Demek ki benim sendikamda bir yöneticinin başarısının ölçütü örgütlediği yeni iş yerleri değil. Çünkü şube yöneticilerimizin hiçbirinin çıkıp geldiği işyerleri bugün Birleşik Metal İşçileri Sendikası’nda örgütlü değil. Üstelik son birkaç senedir kendi çabalarıyla sendikamıza örgütlenen işyerlerini bile ellerinde tutamadılar. Üstelik örgütlenme mücadelesi vermiş, direniş yaşamış arkadaşlarımıza öylesine tepeden yaklaştılar ki midemi bulandırdılar. Mali Sekreter’den daha “deneyimli ” olan genel başkanımız Serdaroğlu, ona müdahale etti ve söz almasını engelledi. Genel kurulun sonunda yaptığı konuşmada bu konuya kendisi değindi. Utanmadan Legrand direnişçilerini siyaset yapmakla, işçi örgütleriyle birlikte hareket etmekle suçladı. Kendi konfederasyonunun devletin partilerine en son hediyesinin bizzat genel başkanı Süleyman Çelebi olduğunu hatırlatmak zorunda kaldık. Genel Başkan Legrand’da yeterince güçlü olmadıkları için yapacak bir şeyleri olmadığını ima etti. Sorun güçse önce sendika yöneticileri olarak, beğenmedikleri Türk Metal’e kaptırdıkları kendi iş yerlerinin, sonra 15 senedir örgütlü olduğu halde Legrand’da neden güçsüz olduklarının hesabını vermeliler.
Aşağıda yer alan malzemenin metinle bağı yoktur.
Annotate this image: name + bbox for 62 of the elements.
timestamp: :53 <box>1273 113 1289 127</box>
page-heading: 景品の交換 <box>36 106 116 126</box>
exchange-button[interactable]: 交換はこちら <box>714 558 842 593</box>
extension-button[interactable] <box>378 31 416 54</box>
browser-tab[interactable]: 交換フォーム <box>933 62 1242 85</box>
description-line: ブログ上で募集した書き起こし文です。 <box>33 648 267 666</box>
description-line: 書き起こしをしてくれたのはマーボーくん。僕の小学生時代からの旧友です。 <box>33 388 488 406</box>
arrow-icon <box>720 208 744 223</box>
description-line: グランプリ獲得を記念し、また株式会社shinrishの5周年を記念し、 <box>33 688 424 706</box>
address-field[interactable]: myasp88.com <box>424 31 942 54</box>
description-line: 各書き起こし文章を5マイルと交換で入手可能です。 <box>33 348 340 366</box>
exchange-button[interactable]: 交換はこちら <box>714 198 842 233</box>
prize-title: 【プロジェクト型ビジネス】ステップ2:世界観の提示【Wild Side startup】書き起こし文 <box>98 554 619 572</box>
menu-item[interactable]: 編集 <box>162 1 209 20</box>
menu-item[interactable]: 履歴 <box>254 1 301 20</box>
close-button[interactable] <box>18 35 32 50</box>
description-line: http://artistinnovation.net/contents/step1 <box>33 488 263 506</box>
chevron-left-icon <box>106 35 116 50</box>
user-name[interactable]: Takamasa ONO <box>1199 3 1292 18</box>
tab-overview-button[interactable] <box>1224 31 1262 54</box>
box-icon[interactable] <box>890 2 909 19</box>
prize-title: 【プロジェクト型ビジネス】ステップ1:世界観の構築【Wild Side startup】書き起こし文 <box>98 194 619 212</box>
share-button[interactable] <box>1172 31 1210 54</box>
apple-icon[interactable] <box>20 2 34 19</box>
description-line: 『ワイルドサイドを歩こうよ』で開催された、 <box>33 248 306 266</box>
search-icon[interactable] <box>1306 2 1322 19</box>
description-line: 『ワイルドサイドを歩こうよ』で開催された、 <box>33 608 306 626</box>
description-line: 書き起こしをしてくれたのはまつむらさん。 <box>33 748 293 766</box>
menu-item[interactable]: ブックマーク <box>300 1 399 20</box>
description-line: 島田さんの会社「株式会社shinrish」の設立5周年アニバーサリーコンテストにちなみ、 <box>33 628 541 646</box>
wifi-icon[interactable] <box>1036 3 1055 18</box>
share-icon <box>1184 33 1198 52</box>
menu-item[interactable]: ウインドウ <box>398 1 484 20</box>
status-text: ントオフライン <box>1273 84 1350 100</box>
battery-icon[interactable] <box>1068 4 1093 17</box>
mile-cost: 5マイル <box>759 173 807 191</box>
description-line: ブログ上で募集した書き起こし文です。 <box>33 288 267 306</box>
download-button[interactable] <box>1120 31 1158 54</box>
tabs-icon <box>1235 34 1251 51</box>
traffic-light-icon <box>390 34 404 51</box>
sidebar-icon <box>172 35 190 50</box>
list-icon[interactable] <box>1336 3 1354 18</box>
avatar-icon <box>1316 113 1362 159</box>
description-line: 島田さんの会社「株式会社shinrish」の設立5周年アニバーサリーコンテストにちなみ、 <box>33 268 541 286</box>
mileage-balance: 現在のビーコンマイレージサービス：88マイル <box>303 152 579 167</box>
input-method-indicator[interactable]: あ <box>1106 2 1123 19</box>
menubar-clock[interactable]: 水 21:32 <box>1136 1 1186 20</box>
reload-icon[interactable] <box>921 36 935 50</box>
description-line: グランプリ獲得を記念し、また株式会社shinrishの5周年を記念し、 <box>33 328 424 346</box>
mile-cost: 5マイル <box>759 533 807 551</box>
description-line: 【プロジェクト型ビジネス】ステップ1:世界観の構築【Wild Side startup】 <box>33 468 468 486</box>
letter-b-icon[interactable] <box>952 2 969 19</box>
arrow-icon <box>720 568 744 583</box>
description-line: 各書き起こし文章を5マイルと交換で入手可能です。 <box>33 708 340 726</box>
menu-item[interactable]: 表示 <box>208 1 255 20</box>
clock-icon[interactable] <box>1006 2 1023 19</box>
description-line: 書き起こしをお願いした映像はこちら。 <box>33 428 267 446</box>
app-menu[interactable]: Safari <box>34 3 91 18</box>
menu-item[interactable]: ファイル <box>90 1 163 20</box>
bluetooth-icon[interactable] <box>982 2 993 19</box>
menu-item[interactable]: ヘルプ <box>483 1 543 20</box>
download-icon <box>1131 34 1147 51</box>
Geçirdiğimiz bu genel temsilciler kurulu biz metal işçilerinin önünde yerine getirilecek birçok görev olduğunu gösterdi. Biz görevlerimizi yerine getirmek için çalışacağız ve her şey değişecek. Bizler metal işçilerinin başındaki sendika bürokratlarını elbet def edeceğiz. Bunun için ben kendi işyerimden başlayacağım. Kaybetmekten korktukları koltuklarından nasıl kaçacaklarını bilemeyecekler işçilere ihanet edenler. Sendikalar bizimdir. Bizim olanı onlardan geri alacağız.
İngiltere’de de Genel Grev
- Sefalet Dayatmasına Karşı Eylemler Sürüyor
- DİSK Asgari Ücret Taleplerini Açıkladı
- Kartal’da Binlerce Emekçi Haykırdı: “İnsanca Yaşamak İstiyoruz!”
- Polonez İşçilerinin “Anayasal Hak Yürüyüşü”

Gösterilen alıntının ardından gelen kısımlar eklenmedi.